Je l’ai écouté en entier, deux fois. Et je ne lui ai pas répondu. Cette nuit-là, je me suis touchée, oui, mais pas en pensant à elle. En pensant à rien. J’ai terminé vite, avec deux doigts, la main libre me caressant le ventre comme pour me consoler moi-même. Et je me suis endormie.

***

Parfois, quand je relis nos conversations — je les garde, ne me demandez pas pourquoi —, je suis frappée par la quantité de désir qu’un écran peut contenir. Combien d’heures on peut vivre à l’intérieur d’un chat. Iara a été ma première relation importante, même si nous ne nous sommes jamais touchées hors du wifi.

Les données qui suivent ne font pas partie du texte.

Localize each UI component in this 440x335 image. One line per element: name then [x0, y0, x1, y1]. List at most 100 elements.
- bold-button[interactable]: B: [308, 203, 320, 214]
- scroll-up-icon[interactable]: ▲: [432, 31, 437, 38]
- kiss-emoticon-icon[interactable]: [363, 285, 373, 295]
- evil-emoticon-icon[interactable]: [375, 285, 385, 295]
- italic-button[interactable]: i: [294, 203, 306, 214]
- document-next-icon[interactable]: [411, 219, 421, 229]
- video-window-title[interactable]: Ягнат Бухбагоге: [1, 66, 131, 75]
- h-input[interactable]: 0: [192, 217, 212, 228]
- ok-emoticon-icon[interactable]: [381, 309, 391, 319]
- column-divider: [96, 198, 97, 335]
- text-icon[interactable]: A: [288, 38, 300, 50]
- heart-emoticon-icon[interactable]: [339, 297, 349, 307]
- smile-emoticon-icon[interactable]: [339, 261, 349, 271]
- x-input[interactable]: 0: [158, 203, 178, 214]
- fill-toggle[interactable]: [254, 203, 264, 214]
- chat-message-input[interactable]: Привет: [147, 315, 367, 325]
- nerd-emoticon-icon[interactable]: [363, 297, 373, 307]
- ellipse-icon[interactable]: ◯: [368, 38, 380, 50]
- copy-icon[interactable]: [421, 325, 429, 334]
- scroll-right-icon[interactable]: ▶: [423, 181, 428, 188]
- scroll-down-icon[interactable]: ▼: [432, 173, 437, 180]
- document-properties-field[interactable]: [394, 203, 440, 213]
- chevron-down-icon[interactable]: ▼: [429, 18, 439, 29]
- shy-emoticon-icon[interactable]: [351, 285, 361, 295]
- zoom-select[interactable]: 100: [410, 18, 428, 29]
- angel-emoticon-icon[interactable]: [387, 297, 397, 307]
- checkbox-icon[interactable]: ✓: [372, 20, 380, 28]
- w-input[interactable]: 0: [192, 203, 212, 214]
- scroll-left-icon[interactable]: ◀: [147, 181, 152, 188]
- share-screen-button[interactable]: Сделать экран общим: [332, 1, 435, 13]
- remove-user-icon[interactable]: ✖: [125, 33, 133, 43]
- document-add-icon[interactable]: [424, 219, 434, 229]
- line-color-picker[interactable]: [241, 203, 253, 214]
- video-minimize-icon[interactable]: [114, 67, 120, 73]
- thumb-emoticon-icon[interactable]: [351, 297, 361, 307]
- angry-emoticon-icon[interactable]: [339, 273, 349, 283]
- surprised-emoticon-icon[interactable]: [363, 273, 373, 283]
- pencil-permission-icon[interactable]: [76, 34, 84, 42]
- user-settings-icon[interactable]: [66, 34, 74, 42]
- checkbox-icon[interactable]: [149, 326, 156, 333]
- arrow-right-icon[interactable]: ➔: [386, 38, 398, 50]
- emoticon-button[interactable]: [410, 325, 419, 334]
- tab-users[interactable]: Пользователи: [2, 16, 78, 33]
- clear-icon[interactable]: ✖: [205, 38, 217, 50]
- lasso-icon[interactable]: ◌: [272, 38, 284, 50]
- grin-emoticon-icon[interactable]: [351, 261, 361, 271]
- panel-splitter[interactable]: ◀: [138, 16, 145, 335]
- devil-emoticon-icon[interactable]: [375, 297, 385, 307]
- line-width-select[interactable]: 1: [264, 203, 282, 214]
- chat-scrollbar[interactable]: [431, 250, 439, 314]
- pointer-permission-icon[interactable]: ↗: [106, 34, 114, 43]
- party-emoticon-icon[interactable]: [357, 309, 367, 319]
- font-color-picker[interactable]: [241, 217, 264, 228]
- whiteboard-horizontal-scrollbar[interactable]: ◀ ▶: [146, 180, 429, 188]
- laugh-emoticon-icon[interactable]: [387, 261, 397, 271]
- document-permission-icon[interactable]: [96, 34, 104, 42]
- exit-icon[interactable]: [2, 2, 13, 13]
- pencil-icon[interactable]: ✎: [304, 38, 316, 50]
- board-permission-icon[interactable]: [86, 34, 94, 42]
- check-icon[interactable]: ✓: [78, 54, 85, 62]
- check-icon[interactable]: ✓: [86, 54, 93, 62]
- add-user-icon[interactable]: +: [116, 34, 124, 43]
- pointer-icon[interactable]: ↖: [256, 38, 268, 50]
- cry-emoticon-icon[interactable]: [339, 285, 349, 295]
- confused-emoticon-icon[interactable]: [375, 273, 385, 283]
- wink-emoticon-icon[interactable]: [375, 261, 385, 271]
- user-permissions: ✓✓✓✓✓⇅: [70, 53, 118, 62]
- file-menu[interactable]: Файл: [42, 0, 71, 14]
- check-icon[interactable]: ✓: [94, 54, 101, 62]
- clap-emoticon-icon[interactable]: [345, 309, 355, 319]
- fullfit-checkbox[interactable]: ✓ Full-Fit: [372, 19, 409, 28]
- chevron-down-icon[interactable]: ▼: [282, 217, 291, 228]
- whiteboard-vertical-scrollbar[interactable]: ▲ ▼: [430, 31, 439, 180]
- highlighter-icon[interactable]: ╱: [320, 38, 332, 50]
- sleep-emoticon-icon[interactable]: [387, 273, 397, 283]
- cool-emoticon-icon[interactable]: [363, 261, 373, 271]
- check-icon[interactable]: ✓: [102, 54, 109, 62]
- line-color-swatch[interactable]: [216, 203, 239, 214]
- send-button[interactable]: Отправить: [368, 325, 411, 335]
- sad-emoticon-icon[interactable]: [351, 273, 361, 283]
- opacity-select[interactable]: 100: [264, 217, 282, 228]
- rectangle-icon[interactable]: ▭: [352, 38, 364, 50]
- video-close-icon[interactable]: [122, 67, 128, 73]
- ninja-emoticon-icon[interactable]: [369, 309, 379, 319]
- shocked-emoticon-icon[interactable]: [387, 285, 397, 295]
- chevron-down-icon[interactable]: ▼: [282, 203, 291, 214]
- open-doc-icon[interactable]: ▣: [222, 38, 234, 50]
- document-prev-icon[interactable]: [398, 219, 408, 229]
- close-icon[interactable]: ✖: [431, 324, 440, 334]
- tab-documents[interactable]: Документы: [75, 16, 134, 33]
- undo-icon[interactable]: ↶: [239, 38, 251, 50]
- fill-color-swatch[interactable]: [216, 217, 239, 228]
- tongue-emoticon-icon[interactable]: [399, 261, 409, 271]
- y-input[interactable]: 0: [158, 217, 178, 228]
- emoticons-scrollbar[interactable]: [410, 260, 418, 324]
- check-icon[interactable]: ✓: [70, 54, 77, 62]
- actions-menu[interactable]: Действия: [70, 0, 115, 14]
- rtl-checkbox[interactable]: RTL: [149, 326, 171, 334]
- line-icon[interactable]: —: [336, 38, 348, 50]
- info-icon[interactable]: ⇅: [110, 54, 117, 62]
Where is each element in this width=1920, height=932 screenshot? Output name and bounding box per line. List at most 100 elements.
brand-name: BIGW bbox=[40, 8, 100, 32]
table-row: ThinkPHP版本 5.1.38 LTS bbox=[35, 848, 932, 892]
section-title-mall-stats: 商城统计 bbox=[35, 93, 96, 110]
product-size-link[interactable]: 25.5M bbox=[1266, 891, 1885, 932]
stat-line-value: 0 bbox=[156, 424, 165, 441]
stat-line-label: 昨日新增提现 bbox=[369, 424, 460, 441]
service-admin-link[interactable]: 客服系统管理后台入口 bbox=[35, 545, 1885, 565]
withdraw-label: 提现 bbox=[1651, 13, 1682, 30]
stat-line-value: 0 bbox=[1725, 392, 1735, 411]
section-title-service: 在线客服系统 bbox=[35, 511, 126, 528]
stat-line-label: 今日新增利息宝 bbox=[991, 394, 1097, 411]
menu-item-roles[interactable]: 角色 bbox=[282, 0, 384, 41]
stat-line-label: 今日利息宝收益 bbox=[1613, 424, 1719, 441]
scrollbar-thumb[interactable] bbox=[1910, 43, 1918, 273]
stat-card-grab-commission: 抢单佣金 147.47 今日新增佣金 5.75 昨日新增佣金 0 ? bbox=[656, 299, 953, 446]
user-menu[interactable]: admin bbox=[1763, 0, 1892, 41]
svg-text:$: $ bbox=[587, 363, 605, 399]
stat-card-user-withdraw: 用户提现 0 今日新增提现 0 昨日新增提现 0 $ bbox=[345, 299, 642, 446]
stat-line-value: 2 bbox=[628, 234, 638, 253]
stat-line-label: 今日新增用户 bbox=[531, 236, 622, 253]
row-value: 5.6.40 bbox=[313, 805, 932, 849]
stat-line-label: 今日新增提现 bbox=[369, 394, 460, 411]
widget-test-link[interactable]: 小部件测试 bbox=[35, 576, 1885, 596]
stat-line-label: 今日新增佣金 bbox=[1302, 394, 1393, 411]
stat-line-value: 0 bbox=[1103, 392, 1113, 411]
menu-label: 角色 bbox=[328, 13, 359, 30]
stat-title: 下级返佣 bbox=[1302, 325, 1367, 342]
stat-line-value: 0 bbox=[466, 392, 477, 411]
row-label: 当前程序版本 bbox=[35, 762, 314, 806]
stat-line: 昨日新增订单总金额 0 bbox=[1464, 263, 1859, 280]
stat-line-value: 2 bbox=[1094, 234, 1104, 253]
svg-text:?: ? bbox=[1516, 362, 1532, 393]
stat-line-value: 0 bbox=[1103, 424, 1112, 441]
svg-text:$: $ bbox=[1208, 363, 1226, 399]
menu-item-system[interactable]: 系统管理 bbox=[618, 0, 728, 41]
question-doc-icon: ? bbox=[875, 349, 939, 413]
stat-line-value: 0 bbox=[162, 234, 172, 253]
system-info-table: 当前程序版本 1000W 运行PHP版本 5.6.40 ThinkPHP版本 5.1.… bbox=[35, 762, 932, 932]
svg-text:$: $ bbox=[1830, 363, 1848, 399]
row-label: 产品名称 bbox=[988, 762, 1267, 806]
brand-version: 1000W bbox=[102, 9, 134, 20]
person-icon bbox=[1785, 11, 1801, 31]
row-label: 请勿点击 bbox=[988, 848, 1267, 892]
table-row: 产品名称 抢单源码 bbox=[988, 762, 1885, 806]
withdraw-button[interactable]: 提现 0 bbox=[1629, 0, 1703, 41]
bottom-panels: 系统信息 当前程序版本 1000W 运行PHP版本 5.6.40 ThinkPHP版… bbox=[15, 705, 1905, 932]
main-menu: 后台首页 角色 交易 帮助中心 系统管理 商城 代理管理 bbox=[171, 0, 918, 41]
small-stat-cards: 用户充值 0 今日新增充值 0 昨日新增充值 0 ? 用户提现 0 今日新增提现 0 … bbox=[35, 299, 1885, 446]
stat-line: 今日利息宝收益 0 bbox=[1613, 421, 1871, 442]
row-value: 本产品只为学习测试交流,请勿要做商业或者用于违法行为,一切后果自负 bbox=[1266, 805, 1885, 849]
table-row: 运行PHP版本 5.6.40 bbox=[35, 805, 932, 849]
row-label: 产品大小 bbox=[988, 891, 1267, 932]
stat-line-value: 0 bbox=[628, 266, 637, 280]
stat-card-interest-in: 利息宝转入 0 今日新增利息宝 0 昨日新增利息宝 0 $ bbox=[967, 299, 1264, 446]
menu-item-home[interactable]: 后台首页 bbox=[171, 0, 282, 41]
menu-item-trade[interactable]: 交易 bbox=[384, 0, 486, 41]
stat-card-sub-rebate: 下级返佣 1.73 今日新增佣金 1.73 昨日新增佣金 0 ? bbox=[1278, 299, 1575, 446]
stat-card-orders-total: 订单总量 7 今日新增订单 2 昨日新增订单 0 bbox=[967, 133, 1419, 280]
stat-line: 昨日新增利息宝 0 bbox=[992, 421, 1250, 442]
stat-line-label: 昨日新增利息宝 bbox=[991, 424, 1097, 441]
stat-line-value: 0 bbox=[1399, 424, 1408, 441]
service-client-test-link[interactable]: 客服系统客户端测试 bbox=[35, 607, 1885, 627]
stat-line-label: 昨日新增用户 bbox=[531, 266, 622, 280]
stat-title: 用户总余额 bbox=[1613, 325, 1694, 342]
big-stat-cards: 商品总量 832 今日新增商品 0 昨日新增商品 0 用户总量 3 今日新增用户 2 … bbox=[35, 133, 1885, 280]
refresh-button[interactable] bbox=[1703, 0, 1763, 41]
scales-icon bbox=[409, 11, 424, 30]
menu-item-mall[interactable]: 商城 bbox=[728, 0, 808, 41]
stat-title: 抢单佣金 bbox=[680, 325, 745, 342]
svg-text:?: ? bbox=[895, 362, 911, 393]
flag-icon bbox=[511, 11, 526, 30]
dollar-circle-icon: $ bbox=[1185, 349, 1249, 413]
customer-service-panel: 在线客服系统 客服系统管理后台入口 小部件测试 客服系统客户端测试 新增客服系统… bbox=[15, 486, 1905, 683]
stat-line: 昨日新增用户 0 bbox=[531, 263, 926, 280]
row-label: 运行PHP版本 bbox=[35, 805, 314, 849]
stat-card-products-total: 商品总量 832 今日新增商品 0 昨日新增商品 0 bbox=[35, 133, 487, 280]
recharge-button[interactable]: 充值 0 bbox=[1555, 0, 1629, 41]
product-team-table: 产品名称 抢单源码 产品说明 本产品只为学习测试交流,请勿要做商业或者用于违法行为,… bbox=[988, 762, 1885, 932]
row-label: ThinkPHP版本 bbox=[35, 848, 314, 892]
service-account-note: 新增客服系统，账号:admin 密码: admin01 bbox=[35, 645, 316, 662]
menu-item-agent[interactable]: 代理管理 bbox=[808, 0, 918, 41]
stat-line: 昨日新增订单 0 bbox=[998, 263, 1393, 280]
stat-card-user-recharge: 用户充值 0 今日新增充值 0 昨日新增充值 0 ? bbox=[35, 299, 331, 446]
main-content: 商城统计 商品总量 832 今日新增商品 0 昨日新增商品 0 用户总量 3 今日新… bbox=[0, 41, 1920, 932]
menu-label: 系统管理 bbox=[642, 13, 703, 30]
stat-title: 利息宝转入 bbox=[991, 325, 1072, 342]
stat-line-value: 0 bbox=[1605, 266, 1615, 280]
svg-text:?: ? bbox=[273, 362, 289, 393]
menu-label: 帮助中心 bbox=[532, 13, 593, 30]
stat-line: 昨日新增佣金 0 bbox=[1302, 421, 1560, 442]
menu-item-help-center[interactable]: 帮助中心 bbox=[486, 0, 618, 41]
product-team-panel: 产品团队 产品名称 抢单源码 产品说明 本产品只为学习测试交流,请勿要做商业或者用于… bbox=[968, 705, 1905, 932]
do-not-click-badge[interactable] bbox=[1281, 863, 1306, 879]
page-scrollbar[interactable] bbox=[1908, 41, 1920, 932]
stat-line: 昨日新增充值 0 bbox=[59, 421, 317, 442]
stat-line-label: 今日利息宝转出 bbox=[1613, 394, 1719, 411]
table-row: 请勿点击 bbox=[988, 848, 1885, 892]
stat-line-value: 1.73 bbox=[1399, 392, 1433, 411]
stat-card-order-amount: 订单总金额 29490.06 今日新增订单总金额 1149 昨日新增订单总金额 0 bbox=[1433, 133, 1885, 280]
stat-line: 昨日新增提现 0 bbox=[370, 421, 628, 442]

Elle m’a appris des choses sur le corps et sur moi-même que je n’aurais pas apprises seule. Elle m’a appris comment ouvrir une chatte avec deux doigts devant une caméra, comment soutenir le regard pendant qu’on se lèche ce qu’on vient de se retirer de l’intérieur, comment dire certains mots à voix haute sans mourir de honte. Mais elle m’a aussi appris quelque chose que je ne comprenais pas à cet âge : que l’obéissance n’est pas de l’amour, et que lorsqu’on disparaît et qu’on revient sans conséquences, ce qui suit n’est plus du désir, c’est de l’entraînement.

Aujourd’hui, je suis encore dans le placard. Ma famille est toujours la même. Je continue à effacer des messages et à utiliser de faux noms. Mais il y a quelque chose qui a changé. Je n’attends plus quelqu’un qui s’en va sans prévenir.

Et ça, me semble-t-il maintenant, était le véritable point final.